Hunger Strike in Calaveras County Jail

Jail
Calaveras County Jail, courtesy
The Calaveras Enterprise.
Chapter 6 of Cheap on Crime dealt with a transition with our perception of inmates–from wards of the state, who need to be clothed and fed and taken care of for the duration of their sentence, to capitalist consumers, whose every need beyond the very bare minimum (and sometimes even the bare minimum!) is monetized. The consumer label, of course, is ironic

Well, the shit finally hit the fan at Calaveras County Jail, where inmates are fed up with the endless monetization of their lives. The Calaveras Enterprise reports:

Seventeen inmates at the Calaveras County Jail have announced their plan to initiate a hunger strike in protest of “outrageous prices” for telephone calls and commissary items including soup and ramen noodles.

“Not only are we afflicted, but our families as well,” the inmates wrote in a letter to the Enterprise. “We have made attempts at every other level to have this situation resolved, to no avail. We are hoping that the public can get involved and know the real situation that is going on here.”

According to the inmates, local calls cost $2.91 for the first minute and 41 cents for each additional minute, while long-distance calls cost only 21 cents per minute. A soup from the jail’s canteen currently costs $1.23. They claim that those prices are far higher than those at other California facilities in which some of them have been detained.

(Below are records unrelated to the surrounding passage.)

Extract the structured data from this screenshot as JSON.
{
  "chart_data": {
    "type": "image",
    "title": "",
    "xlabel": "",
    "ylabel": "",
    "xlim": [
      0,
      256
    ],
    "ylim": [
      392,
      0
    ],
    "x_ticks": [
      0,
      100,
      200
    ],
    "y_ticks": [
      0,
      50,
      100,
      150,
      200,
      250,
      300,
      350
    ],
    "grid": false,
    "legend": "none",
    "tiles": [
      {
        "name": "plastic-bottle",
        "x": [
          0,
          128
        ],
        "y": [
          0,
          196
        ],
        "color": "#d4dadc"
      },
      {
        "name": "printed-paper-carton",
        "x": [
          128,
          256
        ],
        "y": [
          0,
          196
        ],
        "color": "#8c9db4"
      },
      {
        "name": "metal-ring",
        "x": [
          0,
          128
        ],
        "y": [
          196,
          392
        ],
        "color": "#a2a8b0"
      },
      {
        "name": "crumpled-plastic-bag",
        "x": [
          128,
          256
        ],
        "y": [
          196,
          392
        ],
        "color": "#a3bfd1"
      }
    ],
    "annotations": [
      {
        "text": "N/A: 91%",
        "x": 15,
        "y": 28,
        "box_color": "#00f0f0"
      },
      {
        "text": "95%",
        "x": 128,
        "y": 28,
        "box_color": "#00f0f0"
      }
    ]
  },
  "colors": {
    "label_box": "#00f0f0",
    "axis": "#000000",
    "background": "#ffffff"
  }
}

Nineteen-year-old inmate Marc Holocker told the Enterprise on Monday that prices have gone up at the jail since he was incarcerated in May, and that his weekly allowance of $20 provided by his family is no longer sufficient to meet his needs. Outside of the telephone calls to his lawyer, which are free of charge, Holocker no longer calls family members, he said, opting instead to spend his money on food items.

Just recently I posted about how the prison food industry is one small, often unnoticed “piecemeal privatization” that escapes the gaze of the anti-private-prison crowd. The awfulness and meagerness of prison food (nutraloaf anyone?) feeds (no pun intended) directly into the commissary business. The phone call gauging is an ongoing scandal, in CA and elsewhere (and that’s before we even ask hard questions about the calls’ privacy). In Cheap on Crime I bitterly commented that people in prisons and jails who review their institutions on Yelp have drawn the natural conclusions about how they’re being treated, and it seems the people striking in Calaveras are taking to more direct action.

Three-Judge-Panel: State Must Comply with Population Reduction Order; Jerry Threatened with Contempt

Image from CDCR’s three-judge-panel page.

A decision came out yesterday from the three-judge-panel that issued the original Plata v. Schwarzenegger decision: The state must comply with the original order. Moreover, should it not do so, it will be held in contempt. The L.A. Times reports:

In a blistering 71-page ruling, the jurists rejected Brown’s bid to end restrictions they imposed on crowding in the lockups. The state cannot maintain inmate numbers that violate orders intended to eliminate dangerous conditions behind bars, they said.

Brown and other officials “will not be allowed to continue to violate the requirements of the Constitution of the United States,” the judges wrote.

“At no point over the past several months have defendants indicated any willingness to comply, or made any attempt to comply, with the orders of this court,” they said. “In fact, they have blatantly defied them.”

The judges gave the state 21 days to submit a plan for meeting the population target by the end of the year. Administration officials said they would appeal the decision to the U.S. Supreme Court.

The piece pretty much speaks for itself, but I do want to say something about this to readers wondering why the state hasn’t been held in contempt so far, which is a question I get asked a lot when I talk about this. I think it’s important to understand that, while federal courts–rather than state administrators–have pretty much been the go-to place for inmate rights suits, courts are not natural policy designers. The judicial system is built on the premise of case-by-case arbitration, with an outcome that “takes sides” in a dispute between two parties (Martin Shapiro calls this “the logic of the triad“). Their ability to generalize and supervise is limited. The ways they perceive the world, discursively, are limited to assessing whether state agencies behaved in a way that violated constitutional standards – yes or no. Orders, supervision, revisiting issues–courts do all of those, but they do them because they have to. The hard work has to be done primarily by the state. Which is why, whenever possible, having a consent decree is a priority, and if that is impossible, it is at least useful to get some cooperation from the state and refrain from steps that will escalate the animosity between the state and the courts.

The escalation here–actually threatening the Governor with contempt–is understandable if one considers what Jerry has done in the last few weeks. He has attacked the special masters and receiver, and even griped about attorney’s fees for the inmates’ advocates. When seen in the context of this public relations crusade to besmirch the other side and the court-ordered mechanism, a threat of contempt is a logical response. And of course, the state retaliates by threatening an appeal to the Supreme Court. This is a collision course that will not end well, and it would behoove the Governor, and the state representatives, to consider growing up and collaborating with the courts. As things stand now, everyone has plenty to lose.